Dunque se nello svolgimento delle proprie mansioni il dipendente viene contagiato dal Covid-19 tale infezione viene considerata non malattia comune ma come infortunio sul lavoro come precisato dall’INAIL dapprima con la nota del 17 marzo n.3675 e successivamente con la circolare n.13 del 3 aprile 2020.

I chiarimenti dell’INAIL: la nota n. 3675 del 17 marzo 2020

e la circolare n.13 del 3 aprile 2020

In caso di contagio da Covid-19 occorso per motivi di lavoro viene, dunque, garantita la tutela INAIL dell’infortunato: la causa virulenta è stata infatti equiparata dall’INAIL alla causa violenta[3] alla luce delle linee giuda per la trattazione di malattie infettive e parassitarie recate dalla circolare del 23.11.94 n.74.

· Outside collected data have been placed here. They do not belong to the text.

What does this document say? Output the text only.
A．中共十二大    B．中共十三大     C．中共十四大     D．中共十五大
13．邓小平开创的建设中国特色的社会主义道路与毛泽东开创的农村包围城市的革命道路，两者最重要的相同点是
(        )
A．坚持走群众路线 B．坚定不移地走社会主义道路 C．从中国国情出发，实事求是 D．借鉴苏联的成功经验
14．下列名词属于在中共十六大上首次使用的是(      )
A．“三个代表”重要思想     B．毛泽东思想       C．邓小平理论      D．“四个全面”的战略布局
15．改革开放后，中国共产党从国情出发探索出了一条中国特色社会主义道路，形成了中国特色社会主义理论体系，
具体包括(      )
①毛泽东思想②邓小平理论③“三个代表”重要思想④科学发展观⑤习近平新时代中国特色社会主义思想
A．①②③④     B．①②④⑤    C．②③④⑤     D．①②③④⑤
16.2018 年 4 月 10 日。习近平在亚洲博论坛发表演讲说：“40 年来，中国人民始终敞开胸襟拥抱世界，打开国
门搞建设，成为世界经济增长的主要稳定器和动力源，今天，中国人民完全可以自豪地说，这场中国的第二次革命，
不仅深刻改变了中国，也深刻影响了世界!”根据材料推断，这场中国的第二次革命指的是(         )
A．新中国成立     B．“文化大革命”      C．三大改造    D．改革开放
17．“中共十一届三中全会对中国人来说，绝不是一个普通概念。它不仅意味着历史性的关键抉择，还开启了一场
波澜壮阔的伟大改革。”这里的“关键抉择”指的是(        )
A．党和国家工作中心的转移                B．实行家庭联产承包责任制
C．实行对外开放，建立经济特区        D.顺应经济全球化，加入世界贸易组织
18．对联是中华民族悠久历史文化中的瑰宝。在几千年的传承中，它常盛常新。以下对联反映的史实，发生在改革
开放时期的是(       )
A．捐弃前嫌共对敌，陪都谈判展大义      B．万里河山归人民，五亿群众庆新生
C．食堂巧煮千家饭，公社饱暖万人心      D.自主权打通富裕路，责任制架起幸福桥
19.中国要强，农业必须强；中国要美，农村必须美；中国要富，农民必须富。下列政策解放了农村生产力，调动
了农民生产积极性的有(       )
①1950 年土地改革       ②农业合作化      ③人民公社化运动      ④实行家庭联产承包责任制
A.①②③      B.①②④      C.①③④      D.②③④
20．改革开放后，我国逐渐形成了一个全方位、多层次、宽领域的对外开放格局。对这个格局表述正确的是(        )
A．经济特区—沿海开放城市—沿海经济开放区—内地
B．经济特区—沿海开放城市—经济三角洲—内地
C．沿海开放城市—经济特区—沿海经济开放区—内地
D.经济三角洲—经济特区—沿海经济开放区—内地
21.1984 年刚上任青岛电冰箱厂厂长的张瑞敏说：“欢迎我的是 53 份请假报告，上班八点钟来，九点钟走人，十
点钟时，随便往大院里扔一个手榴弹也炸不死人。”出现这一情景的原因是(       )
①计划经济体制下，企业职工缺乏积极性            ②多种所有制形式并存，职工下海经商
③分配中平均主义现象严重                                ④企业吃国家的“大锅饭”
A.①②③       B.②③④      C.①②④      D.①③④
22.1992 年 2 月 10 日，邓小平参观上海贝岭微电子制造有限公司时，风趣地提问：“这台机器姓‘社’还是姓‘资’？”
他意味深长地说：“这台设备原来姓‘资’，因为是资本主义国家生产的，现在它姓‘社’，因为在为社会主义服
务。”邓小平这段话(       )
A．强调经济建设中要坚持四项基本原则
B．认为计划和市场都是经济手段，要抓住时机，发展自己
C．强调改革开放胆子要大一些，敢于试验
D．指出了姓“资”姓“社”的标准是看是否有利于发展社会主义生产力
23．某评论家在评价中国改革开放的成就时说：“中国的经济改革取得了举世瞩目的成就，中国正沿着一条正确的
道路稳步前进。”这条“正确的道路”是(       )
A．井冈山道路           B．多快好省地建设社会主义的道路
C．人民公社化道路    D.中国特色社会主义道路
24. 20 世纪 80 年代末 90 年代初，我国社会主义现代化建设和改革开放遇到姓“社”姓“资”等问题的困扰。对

Soggetti beneficiari della tutela INAIL

Possono beneficiare di tale copertura INAIL “i lavatori dipendenti (pubblici e privati) e assimilati, in presenza dei requisiti soggettivi previsti dal DPR n.1124/65 nonché gli altri soggetti previsti dal dlgs n.38/2000 (lavoratori parasubordinati, sportivi professionisti, i dipendenti e lavoratori appartenenti all’area dirigenziale) e dalle altre norme speciali in tema di obbligo e tutela assicurativa INAIL “

Soggetti esclusi dalla tutela INAIL

Sono, invece, esclusi dalla copertura in esame i lavoratori autonomi comunque assicurati all’INAIL.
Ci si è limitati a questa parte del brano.